The communication studies major gave me a foundation in public speaking, research, and APA. Acquiring public speaking skills was huge for me, as I had always been shy grades K-12 and my first three years of college (out of 5 years). These skills ultimately helped me obtain the confidence I needed to teach English 101 and 102 at the college level. Further doing presentations in front of classmates and even at conferences became less daunting. Apparently the research skills I acquired were pretty advanced for undergrad. I recall my research professor, Dr. Parker, mentioning at the time that the research we were doing was at the graduate level. I mean we were given the opportunity to run an actual experimental research study with school peers, input data into statistical analysis systems, and present research questions, findings, and conclusions in a lengthy paper. This experience later aided me when I was required to take a research class during my fourth degree program (MS in Speech-Language Pathology) in Fall 2017 at another institution. That course was the easiest of all my courses within that degree program.
Finally, my solid education in APA made me a popular tutor in the writing center of my second college alma mater, which is known for its high quality medical programs (nursing, medical doctor, public health, etc.) I recall my joy in aiding bachelor's, master's, and doctoral nursing students with their APA-style papers that consisted of a wealth of knowledge.

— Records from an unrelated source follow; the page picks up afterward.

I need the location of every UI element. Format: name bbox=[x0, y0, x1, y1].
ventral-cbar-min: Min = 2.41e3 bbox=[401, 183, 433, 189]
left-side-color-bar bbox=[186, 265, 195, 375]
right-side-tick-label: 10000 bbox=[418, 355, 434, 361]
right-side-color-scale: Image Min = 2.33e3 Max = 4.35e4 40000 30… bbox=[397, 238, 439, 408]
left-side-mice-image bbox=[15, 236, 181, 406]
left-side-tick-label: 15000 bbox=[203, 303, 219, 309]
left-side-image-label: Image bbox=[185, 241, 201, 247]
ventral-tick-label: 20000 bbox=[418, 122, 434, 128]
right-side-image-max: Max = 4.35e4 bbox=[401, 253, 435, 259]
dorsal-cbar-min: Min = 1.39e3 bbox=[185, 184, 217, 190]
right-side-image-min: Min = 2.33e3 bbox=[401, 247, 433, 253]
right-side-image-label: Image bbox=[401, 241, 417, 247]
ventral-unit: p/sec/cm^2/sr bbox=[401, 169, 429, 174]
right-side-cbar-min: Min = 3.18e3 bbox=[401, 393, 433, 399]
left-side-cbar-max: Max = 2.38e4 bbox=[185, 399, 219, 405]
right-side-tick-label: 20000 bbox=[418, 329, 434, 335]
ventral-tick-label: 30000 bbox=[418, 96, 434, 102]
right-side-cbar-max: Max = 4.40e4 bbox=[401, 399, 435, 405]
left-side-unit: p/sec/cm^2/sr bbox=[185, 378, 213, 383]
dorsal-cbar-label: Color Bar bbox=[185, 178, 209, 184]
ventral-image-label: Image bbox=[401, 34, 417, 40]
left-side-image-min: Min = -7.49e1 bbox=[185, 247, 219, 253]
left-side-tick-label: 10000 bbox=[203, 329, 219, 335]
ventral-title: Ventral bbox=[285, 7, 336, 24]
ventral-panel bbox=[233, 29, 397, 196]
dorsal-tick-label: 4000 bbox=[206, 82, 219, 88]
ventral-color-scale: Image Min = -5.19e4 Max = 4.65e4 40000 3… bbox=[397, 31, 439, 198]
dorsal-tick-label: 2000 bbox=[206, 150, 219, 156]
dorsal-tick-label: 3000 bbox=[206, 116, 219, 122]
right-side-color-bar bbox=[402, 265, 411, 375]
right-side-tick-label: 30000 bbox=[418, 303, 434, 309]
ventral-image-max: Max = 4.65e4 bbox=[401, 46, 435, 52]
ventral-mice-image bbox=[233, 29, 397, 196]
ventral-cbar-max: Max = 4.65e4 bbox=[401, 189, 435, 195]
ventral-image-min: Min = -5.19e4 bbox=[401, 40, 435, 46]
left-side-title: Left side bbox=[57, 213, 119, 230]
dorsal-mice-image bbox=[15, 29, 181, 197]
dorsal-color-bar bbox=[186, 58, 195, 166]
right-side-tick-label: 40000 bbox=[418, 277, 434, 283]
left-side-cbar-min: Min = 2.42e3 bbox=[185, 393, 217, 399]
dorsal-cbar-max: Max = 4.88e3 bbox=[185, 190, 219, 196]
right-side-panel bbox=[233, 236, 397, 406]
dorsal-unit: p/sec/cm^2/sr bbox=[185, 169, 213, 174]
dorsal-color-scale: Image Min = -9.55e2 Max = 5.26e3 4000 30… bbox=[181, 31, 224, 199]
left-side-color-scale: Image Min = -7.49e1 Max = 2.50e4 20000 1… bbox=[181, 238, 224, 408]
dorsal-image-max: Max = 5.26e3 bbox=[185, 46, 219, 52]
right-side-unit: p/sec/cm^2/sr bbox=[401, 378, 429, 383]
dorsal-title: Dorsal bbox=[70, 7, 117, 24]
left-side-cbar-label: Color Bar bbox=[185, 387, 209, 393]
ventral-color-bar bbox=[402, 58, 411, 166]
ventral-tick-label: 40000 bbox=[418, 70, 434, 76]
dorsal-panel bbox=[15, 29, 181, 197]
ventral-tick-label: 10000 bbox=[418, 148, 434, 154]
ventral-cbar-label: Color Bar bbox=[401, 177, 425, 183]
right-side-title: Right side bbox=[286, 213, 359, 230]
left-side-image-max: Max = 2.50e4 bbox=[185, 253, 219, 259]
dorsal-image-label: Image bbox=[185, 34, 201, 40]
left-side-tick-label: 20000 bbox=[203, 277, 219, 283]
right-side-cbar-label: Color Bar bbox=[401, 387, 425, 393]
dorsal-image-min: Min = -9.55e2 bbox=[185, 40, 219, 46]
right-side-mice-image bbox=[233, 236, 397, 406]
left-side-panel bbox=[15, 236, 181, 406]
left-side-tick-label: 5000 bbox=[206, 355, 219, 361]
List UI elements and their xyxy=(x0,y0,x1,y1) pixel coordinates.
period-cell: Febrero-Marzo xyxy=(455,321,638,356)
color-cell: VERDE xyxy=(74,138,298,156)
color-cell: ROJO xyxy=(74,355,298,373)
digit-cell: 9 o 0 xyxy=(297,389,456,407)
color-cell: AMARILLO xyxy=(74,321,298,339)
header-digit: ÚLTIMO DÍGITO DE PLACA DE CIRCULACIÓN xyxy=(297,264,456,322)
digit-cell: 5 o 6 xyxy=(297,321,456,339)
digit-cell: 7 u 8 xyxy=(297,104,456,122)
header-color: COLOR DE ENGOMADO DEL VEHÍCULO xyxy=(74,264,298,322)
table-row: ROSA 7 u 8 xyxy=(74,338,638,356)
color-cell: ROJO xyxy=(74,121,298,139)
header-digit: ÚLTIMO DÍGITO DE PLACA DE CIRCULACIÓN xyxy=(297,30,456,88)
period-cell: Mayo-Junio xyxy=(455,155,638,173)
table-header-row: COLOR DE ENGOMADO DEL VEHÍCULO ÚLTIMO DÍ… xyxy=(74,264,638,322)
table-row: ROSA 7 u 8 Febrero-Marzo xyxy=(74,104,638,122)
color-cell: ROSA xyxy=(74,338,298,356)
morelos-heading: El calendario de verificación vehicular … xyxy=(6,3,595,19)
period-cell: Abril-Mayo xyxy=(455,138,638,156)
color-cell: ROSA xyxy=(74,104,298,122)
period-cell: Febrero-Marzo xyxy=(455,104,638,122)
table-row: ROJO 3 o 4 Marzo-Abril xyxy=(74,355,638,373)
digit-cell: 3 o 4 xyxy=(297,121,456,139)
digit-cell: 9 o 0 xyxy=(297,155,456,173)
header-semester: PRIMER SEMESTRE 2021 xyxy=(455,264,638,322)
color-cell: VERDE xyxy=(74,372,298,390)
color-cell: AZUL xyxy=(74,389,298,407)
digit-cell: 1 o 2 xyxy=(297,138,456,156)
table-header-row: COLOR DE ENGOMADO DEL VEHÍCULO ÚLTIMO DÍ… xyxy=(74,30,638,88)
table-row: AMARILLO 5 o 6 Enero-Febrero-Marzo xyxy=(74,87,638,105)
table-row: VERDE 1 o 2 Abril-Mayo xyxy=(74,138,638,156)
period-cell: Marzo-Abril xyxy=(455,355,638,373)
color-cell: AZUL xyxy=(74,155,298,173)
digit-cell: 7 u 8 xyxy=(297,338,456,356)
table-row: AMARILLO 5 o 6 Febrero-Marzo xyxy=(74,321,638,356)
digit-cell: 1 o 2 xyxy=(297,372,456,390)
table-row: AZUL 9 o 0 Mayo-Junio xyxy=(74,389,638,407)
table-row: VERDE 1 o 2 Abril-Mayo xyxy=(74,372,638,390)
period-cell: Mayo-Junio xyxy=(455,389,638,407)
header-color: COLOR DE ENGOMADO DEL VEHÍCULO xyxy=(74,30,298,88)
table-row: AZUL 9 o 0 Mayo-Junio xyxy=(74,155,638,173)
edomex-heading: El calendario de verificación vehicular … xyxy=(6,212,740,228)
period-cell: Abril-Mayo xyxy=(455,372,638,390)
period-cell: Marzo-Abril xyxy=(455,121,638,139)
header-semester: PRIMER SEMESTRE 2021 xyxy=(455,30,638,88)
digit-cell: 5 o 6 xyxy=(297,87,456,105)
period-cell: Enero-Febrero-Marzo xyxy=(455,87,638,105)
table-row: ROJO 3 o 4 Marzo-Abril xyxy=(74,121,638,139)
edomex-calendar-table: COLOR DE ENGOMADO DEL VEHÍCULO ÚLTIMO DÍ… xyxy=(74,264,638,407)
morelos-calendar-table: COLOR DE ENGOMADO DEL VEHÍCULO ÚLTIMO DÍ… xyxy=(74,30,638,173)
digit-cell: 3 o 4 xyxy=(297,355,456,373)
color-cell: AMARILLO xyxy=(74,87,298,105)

My supervisor kept me on the tutoring schedule for several semesters over multiple years because I was one of the best APA tutors she had. It was good to know that my job was secure because of my skill. Today I run my own tutoring business where I focus on all the previously mentioned skills and more (e.g., math). All in all, I don't believe I would see my current success as a tutor and budding speech-language pathologist if it had not been for the foundation my liberal arts education provided me.